There have been many screen versions of Wuthering Heights but we haven't seen one quite like this. Andrea Arnold's take on Emily Brontë's novel is very much the work of the same young director who showed through her films Red Road and Fish Tank that she is a filmmaker with a distinctive, uncompromising voice. That voice may be just what a tale as familiar as Wuthering Heights required to make it feel fresh and new on screen, and for at least half of this extraordinary picture, Arnold appears to do just that. For many independent filmmakers, such a prestige project might be seen as a step towards mainstream respectability, or a bid for awards credibility, and there's something appealingly perverse about the fact that Arnold has in fact taken this opportunity to produce her most challenging work yet. However, while it's easy to applaud her refusal to adhere to the customary tropes of so many genteel literary adaptations, the unforgiving austerity of her approach does make this Wuthering Heights a tough film to love.
Arnold immediately immerses us in the harsh world of 19th century Yorkshire, with the moors being filmed in a richly atmospheric fashion by the director and her supremely talented cinematographer Robbie Ryan. Even if it fails in certain departments, Wuthering Heights is an undeniably impressive visual achievement; visceral, beautiful and replete with striking images. Arnold and Ryan often let those images take prominence over the dialogue, which is blunt and naturalistic (I'm not sure Brontë ever penned the words, "Fuck you all. Cunts."), and that's a smart decision. Shooting in 1.33 and utilising handheld, intimate camerawork, they find shots that speak volumes about the relationship that develops between orphan Heathcliff (played as a child by Solomon Glave) and the spirited Cathy (Shannon Beer): their clasped hands plunging into mud, the torrential rain hitting their upturned faces, furtive glances stolen through a crack in a door.
The two untested young actors who play the lead characters as youngsters repay Arnold's faith in them. Glave has an interesting sullen quality while Beer is a thoroughly engaging screen presence, who superbly portrays her character's growing curiosity about and interest in the dark-skinned addition to their family. Their performances are a little raw but their scenes together feel terrifically alive, aided by the director's frequent cutaways to shots of the natural world that surrounds them; images of death and bleakness acting as a counterpoint to their charged emotional connection.
Alas, that's only half the movie. When Wuthering Heights jumps forward a few years to find Cathy (Kaya Scodelario) now married and Heathcliff (James Howson) returning to Earnshaw farm after a long, unexplained absence, I immediately started to sense that something had gone awry. All the vitality and boldness of the first half had drained away, and the two adults who step into the roles of Cathy and Heathcliff struggle to invest their turns with the same natural depth of feeling that their young co-stars possessed. In particular, the casting of Howson proves almost disastrous for the film, with his flat, uncharismatic and shapeless performance creating a hole in the centre of the picture where a complex, fascinating protagonist should be.

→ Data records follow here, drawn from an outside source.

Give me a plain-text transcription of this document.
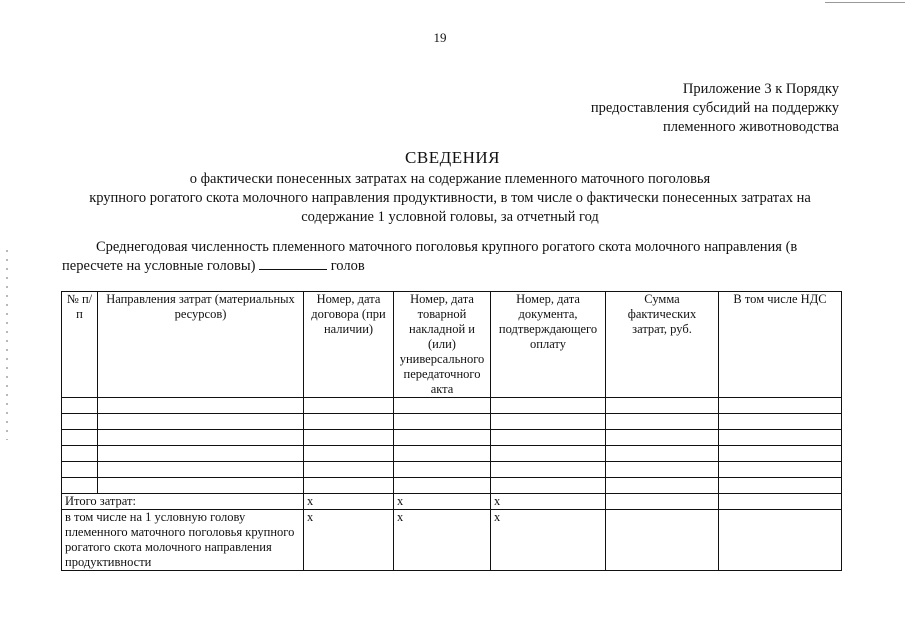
19
Приложение 3 к Порядку
предоставления субсидий на поддержку
племенного животноводства
СВЕДЕНИЯ
о фактически понесенных затратах на содержание племенного маточного поголовья
крупного рогатого скота молочного направления продуктивности, в том числе о фактически понесенных затратах на
содержание 1 условной головы, за отчетный год
Среднегодовая численность племенного маточного поголовья крупного рогатого скота молочного направления (в пересчете на условные головы)	голов
№ п/п	Направления затрат (материальных ресурсов)	Номер, дата договора (при наличии)	Номер, дата товарной накладной и (или) универсального передаточного акта	Номер, дата документа, подтверждающего оплату	Сумма фактических затрат, руб.	В том числе НДС

Итого затрат:		х	х	х		
в том числе на 1 условную голову племенного маточного поголовья крупного рогатого скота молочного направления продуктивности		х	х	х		
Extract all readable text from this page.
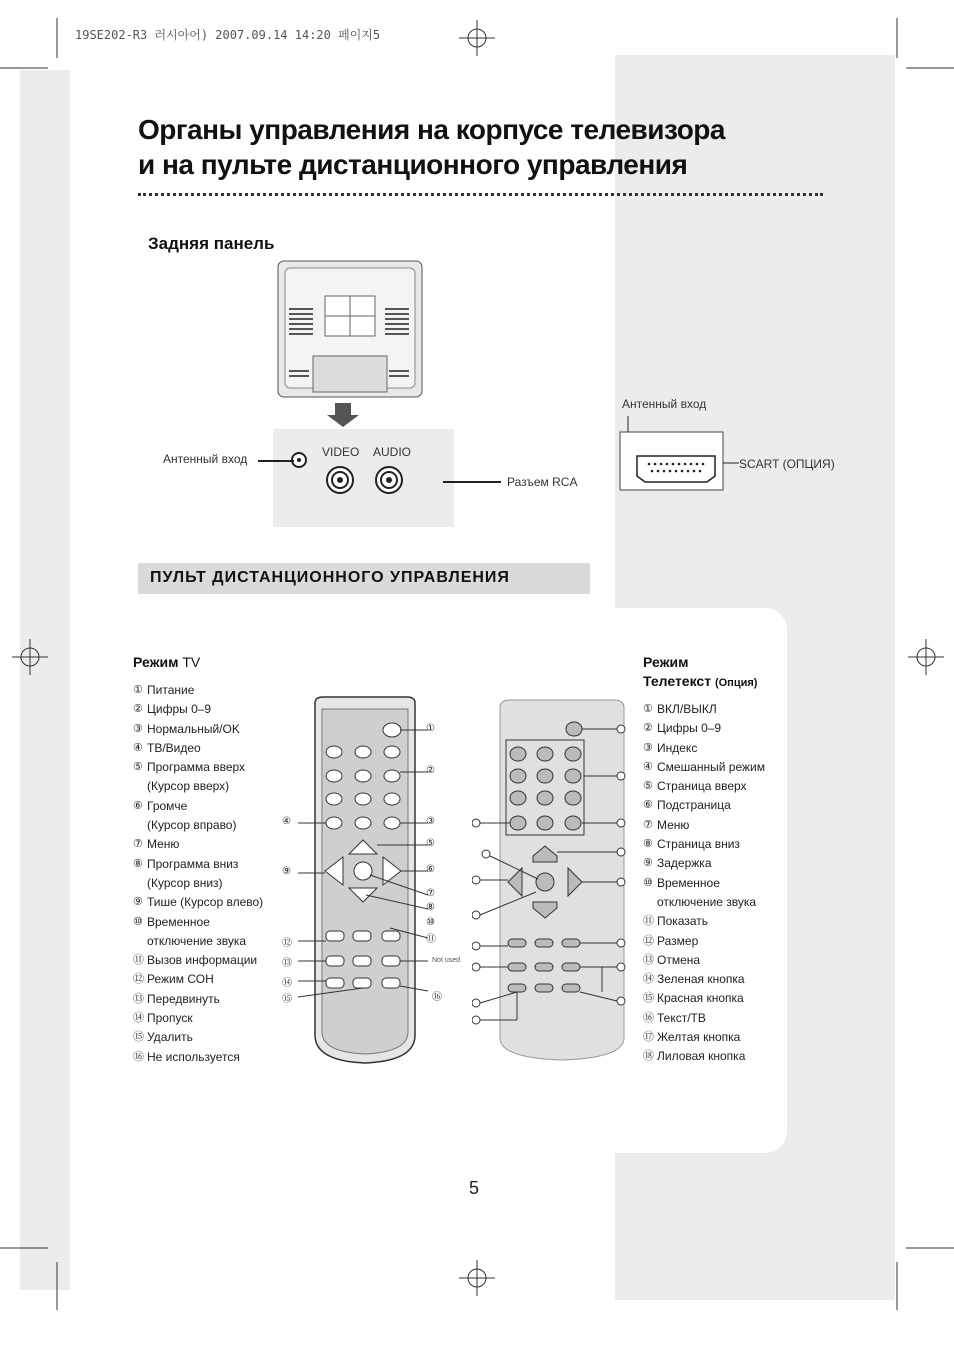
19SE202-R3 러시아어) 2007.09.14 14:20 페이지5
Органы управления на корпусе телевизора
и на пульте дистанционного управления
Задняя панель
VIDEO AUDIO
Антенный вход
Разъем RCA
Антенный вход
SCART (ОПЦИЯ)
ПУЛЬТ ДИСТАНЦИОННОГО УПРАВЛЕНИЯ
Режим TV
① Питание
② Цифры 0–9
③ Нормальный/OK
④ ТВ/Видео
⑤ Программа вверх
(Курсор вверх)
⑥ Громче
(Курсор вправо)
⑦ Меню
⑧ Программа вниз
(Курсор вниз)
⑨ Тише (Курсор влево)
⑩ Временное
отключение звука
⑪ Вызов информации
⑫ Режим СОН
⑬ Передвинуть
⑭ Пропуск
⑮ Удалить
⑯ Не используется
①
②
③
④
⑤
⑥
⑦
⑧
⑨
⑩
⑪
⑫
⑬
⑭
⑮	⑯
Not used
Режим
Телетекст (Опция)
① ВКЛ/ВЫКЛ
② Цифры 0–9
③ Индекс
④ Смешанный режим
⑤ Страница вверх
⑥ Подстраница
⑦ Меню
⑧ Страница вниз
⑨ Задержка
⑩ Временное
отключение звука
⑪ Показать
⑫ Размер
⑬ Отмена
⑭ Зеленая кнопка
⑮ Красная кнопка
⑯ Текст/ТВ
⑰ Желтая кнопка
⑱ Лиловая кнопка
5
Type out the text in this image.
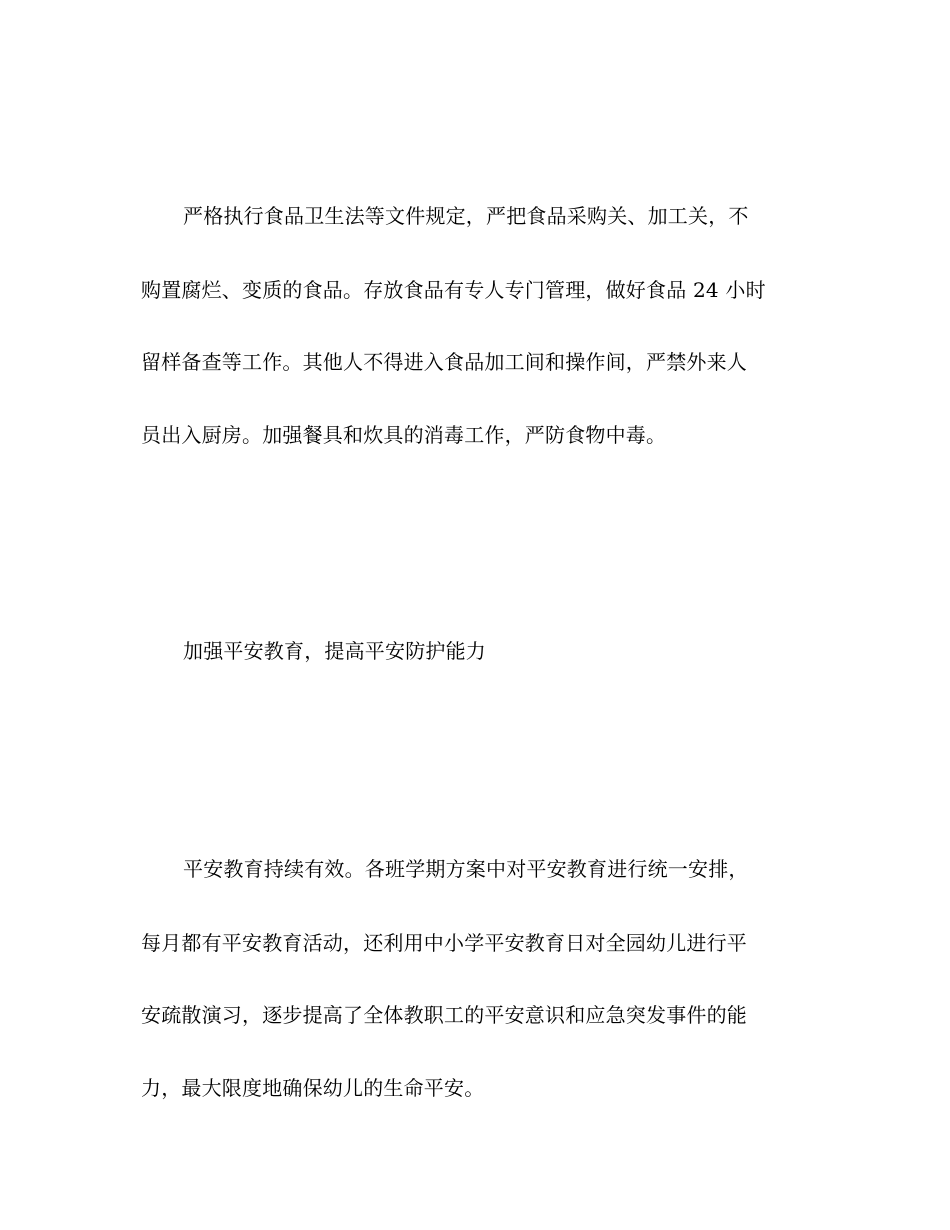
严格执行食品卫生法等文件规定，严把食品采购关、加工关，不
购置腐烂、变质的食品。存放食品有专人专门管理，做好食品 24 小时
留样备查等工作。其他人不得进入食品加工间和操作间，严禁外来人
员出入厨房。加强餐具和炊具的消毒工作，严防食物中毒。
加强平安教育，提高平安防护能力
平安教育持续有效。各班学期方案中对平安教育进行统一安排，
每月都有平安教育活动，还利用中小学平安教育日对全园幼儿进行平
安疏散演习，逐步提高了全体教职工的平安意识和应急突发事件的能
力，最大限度地确保幼儿的生命平安。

But it's not just the actors who fail to build on the fine work done in the first half, as Arnold also seems to lose her grip on the material in its latter stages. The film grows repetitive, recycling shots and motifs from the first half but without any of the accompanying impact, and this film about obsessive love, violence and passion ends up feeling oddly detached and increasingly unsure of itself as it progresses. Wuthering Heights is an arresting attempt to capture the dark nature of Brontë's novel, but as brilliantly evocative as Arnold's rendering of the wild, windswept landscape is, it fails to capture the similarly turbulent emotions at the heart of the tale. On a number of occasions in the film's second half, Arnold has Howson headbutt a wall or a tree, presumably in an effort to show us how much the lovesick Heathcliff is suffering, but while it certainly looked very painful, I never felt a thing.